Storing enough food for the family is something that our great-grandparents did without thinking about it. It was just common sense. Since those days we’ve become accustomed to making weekly, sometimes daily, trips to the grocery store. This is not a very prudent thing to do. It wastes time, gas, and money since we’re likely to buy impulse items every time we enter the store. It also assumes there will never be an emergency that prevents us from getting to the grocery store or the grocery store getting food supplies.

I used to work in the automotive industry and our deliveries both from suppliers and to our customers was on a JIT system. JIT stands for “Just in Time.” That means that we weren’t keeping a large supply of extra parts in our warehouse that we didn’t yet need nor were our customers buying our products before they needed them. Our nation’s food supply works on this system as well. It’s a continual dance of products being delivered to the stores and customers buying those products. You probably have even noticed that sometimes the store is out of certain items. In those cases JIT was “not quite on time.” But imagine if the stores weren’t going to get any more products. Whatever was currently in stock were the only items available for weeks or months. Everyone in your area would need the same things but the supply would be very small and gone within hours. You cannot depend on our Just In Time system.

There are so many things that could disrupt the food distribution system. Weather related emergencies like hurricanes or tornadoes, epidemics, terrorist attacks, trucker strikes, riots, martial law, and the list goes on and on. Our food distribution system is usually highly efficient and cost-effective but it’s fragile.

Step 1 – Extend Your Pantry

Take a look at what you currently have in your pantry. These are the things you and your family are familiar with and will willingly eat. Your first step is to simply buy more of the things your keep normally keep on hand. Consider the shelf life of the items and don’t buy so much of things that they’ll go bad before you consume them. You’ll need to rotate your food so that the oldest is used first. FIFO (first-in, first-out) is the rule with food storage. My rule is that I replace everything I use with at least 1 identical item and with 2 if the shelf life warrants it. I also buy extra things like beans, rice, raw honey, and molasses and then repackage them for longer term storage. I freeze nuts and other items that would normally have a fairly short shelf life.

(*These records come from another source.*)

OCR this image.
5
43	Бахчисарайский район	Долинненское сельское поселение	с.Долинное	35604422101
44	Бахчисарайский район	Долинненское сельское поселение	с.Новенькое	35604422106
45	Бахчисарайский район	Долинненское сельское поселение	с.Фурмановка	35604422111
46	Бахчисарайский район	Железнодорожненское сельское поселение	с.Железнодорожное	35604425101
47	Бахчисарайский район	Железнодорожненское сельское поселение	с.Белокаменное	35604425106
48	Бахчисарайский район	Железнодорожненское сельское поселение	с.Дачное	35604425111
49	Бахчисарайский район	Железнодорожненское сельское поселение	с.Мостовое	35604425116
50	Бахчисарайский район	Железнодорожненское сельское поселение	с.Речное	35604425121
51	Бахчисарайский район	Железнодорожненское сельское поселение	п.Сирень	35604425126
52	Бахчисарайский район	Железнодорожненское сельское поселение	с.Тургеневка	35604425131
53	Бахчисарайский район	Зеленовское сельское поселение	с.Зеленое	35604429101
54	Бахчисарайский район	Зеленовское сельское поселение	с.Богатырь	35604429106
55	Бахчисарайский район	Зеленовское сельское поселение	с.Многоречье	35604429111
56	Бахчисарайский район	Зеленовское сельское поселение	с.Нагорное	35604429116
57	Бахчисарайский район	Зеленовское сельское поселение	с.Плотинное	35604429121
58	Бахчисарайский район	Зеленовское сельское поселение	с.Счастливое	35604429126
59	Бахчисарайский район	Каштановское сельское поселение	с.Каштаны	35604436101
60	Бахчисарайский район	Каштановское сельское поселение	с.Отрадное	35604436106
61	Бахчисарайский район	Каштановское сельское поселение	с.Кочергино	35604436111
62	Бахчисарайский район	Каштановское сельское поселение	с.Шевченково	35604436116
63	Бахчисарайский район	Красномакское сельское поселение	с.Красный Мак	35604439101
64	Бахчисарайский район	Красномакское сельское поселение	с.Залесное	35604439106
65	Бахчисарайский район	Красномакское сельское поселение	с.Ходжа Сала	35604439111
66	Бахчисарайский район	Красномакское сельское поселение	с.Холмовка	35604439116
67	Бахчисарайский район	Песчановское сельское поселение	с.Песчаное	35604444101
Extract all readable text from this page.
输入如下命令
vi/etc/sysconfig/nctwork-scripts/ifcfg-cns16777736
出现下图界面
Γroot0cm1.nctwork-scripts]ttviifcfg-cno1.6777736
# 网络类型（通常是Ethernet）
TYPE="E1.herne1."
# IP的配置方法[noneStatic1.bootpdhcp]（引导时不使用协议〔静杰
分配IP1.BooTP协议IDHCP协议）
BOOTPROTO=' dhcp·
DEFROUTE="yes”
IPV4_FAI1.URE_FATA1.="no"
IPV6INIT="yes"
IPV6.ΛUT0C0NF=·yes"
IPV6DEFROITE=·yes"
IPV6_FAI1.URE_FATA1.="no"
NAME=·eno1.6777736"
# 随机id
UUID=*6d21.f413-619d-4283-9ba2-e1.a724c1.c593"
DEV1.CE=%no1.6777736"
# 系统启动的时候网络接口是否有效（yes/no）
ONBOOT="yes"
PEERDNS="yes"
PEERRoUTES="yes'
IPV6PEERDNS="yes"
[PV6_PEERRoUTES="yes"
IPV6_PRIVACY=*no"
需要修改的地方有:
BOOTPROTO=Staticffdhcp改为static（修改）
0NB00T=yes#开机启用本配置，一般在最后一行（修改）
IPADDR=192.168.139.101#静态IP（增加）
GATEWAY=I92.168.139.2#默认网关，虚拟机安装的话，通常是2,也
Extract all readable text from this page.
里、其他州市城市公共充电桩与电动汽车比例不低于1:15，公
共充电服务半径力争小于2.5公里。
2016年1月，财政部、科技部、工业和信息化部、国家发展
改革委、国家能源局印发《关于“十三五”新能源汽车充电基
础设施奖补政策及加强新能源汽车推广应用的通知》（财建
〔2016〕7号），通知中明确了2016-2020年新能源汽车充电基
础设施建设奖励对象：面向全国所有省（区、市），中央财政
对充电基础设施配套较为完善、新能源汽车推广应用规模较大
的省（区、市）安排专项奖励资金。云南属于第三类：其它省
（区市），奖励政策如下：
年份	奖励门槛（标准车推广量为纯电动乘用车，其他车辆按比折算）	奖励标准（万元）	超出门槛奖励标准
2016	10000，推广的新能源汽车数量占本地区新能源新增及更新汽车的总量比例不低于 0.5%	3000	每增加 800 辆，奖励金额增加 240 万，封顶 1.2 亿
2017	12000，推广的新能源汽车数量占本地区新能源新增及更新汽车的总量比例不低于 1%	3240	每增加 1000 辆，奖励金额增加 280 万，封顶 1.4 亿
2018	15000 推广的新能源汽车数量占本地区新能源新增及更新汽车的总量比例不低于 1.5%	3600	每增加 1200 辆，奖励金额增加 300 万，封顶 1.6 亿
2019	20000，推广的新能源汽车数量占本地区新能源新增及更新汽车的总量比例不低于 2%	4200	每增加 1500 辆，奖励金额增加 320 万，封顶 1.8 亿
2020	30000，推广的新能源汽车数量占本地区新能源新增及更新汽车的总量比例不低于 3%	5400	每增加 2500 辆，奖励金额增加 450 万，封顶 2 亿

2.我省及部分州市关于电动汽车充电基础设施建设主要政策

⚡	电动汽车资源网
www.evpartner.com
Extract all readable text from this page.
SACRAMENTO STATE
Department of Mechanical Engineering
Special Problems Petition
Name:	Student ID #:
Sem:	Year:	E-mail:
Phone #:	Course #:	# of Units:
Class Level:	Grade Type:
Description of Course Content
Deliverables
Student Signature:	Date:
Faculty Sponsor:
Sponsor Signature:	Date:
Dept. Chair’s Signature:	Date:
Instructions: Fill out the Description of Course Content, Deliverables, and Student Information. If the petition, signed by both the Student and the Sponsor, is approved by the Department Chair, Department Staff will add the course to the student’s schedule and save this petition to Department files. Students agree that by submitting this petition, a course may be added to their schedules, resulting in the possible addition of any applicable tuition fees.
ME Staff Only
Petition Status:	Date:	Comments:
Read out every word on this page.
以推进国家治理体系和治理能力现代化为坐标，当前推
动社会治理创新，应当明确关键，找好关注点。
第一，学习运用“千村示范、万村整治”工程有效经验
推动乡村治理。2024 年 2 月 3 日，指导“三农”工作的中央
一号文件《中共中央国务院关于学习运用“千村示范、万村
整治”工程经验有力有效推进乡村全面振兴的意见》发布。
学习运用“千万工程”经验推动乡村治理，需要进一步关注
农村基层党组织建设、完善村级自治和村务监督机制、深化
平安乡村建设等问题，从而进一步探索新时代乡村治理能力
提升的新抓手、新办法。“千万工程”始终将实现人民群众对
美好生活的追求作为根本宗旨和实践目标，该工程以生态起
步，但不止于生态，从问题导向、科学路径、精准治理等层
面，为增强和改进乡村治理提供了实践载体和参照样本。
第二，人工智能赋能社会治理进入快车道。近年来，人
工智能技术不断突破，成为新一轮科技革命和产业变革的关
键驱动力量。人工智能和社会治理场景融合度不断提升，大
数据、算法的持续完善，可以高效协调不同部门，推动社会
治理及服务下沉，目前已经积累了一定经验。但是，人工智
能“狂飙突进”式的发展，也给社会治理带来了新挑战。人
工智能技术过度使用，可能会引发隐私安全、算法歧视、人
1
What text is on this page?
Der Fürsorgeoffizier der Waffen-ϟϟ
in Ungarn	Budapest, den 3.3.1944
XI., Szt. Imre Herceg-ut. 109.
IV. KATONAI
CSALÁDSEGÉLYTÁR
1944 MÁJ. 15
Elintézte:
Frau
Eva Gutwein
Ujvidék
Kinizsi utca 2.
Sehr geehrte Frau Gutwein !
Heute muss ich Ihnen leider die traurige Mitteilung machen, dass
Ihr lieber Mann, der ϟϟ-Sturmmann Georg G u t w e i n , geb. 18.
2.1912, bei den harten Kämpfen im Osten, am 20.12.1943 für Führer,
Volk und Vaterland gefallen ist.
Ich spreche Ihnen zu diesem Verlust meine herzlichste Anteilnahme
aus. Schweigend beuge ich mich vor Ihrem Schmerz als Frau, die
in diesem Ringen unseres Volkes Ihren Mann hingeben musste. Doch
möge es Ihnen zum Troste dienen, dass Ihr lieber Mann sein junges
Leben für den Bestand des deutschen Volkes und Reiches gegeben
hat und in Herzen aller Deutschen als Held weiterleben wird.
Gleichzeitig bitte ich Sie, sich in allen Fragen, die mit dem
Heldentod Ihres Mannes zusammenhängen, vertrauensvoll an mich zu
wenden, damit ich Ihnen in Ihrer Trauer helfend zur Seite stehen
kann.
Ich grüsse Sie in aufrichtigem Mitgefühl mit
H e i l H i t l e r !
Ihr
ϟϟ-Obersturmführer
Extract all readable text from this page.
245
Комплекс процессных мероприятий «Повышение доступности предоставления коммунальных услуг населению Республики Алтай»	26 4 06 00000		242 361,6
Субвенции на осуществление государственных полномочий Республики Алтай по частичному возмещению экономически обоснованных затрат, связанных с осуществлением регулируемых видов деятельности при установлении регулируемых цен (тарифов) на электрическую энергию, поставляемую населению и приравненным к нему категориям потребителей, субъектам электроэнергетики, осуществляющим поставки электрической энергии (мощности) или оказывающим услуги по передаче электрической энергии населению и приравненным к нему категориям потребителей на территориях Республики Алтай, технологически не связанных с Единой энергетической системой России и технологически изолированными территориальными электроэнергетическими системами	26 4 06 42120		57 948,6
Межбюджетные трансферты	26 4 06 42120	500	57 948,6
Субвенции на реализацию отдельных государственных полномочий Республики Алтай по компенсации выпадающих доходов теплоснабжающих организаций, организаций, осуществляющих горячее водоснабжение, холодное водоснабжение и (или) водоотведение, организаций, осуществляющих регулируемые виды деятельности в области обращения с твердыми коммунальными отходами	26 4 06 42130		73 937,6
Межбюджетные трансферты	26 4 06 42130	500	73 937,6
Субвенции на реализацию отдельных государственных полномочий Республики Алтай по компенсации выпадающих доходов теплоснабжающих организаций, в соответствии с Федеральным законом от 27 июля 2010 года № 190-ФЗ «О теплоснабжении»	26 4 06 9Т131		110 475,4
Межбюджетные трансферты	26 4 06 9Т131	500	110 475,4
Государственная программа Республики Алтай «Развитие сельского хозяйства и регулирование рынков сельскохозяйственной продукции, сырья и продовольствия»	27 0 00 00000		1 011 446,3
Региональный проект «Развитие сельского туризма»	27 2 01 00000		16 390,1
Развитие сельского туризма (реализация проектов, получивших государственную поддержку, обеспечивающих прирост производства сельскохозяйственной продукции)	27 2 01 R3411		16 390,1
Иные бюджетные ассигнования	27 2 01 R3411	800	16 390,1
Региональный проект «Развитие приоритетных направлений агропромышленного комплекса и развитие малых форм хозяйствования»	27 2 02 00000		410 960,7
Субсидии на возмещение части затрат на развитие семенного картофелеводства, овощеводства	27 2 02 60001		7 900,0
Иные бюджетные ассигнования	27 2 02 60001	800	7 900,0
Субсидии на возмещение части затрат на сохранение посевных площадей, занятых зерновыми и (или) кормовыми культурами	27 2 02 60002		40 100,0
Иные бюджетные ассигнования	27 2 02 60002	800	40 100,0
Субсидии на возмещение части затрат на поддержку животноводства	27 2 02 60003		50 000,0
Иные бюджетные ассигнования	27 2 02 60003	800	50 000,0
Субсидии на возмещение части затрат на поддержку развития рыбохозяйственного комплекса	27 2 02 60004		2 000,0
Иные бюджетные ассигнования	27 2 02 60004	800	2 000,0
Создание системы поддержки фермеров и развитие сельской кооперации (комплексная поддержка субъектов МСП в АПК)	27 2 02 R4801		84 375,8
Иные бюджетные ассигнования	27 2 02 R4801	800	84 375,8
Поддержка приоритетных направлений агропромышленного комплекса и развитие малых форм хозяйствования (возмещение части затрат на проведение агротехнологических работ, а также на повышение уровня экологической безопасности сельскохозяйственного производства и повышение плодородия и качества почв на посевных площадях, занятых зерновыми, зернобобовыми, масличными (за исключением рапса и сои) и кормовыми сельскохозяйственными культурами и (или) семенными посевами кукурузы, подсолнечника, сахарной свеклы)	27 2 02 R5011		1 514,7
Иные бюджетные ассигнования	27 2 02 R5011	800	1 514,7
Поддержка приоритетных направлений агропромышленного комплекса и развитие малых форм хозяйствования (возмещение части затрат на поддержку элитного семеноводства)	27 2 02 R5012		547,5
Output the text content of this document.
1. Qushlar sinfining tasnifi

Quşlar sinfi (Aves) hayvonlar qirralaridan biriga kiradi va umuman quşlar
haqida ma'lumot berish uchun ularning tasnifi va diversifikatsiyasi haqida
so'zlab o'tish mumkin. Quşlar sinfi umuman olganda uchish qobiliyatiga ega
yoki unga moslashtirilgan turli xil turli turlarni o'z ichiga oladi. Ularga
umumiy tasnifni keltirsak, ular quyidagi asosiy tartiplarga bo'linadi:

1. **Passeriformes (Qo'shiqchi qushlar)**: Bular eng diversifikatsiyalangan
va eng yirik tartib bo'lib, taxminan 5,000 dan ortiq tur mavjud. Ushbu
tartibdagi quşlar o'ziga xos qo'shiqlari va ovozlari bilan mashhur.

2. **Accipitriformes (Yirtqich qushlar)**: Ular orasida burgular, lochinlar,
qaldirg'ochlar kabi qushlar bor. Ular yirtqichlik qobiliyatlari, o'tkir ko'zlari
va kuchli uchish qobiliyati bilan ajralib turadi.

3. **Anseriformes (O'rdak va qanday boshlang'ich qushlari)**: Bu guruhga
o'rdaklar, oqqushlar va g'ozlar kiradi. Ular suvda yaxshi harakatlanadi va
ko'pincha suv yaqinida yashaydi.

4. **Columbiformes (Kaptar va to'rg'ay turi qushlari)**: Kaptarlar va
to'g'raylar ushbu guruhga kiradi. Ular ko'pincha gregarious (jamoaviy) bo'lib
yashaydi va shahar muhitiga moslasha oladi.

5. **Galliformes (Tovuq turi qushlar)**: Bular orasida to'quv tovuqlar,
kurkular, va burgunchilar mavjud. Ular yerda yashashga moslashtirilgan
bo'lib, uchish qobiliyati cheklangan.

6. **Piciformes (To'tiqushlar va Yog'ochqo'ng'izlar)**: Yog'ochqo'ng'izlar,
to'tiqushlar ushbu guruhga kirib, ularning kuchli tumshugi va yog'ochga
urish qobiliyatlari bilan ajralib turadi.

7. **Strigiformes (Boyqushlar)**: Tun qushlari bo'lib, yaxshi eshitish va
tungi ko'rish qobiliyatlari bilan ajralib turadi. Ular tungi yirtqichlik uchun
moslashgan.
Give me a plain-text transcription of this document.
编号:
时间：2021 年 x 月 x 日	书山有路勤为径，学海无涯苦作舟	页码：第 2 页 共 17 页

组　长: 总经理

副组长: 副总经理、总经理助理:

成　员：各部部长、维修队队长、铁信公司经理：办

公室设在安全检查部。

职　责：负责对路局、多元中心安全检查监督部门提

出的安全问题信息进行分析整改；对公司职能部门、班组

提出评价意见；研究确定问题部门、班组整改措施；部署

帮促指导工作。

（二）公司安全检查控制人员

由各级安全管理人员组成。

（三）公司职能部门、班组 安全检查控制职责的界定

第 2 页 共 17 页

Step 2 – Long-Term Storage 

You can purchase food supplies from many companies that claim a shelf life of 20+ years. This makes it very easy as the food from these companies can be purchased as individual items or in packages for anywhere from 3 day supplies to 1 year supplies. These can be the right choice if you can afford them and you prefer not to spend a lot of time thinking about your food supply and planning/packaging, and storing them.

I tend to purchase some items at the grocery store where I get a better price and then repackage them for long term storage. I use Mylar bags, oxygen absorbers, and buckets but I also use 2 liter bottles and gallon bottles that I wash carefully. I’m careful to use only plastic that is marked PETE and I throw in an oxygen absorber, and keep them out of the light.

I also purchase items that will make our food storage a lot more palatable. Powdered butter, milk, and ever items like powdered sour cream and powdered cream cheese will make adjusting to a new reality a lot easier. I use Thrive Life for my long term storage purchases. Clicking the bold text “Thrive Life” will take you to our Thrive Life party. On that page just click the “Request an Invite” line. This does benefit us but it also can be a huge help to you in preparing your long term food storage.

The most important thing about food storage is doing it! You’ll be surprised at how quickly you can develop a good supply of both short and long term food if you just take the first steps. In later posts I’ll go into detail about what things you definitely should store and how to store food. I’ll also post ways to cook your stored food if conventional methods like your stove and microwave are no longer available to use.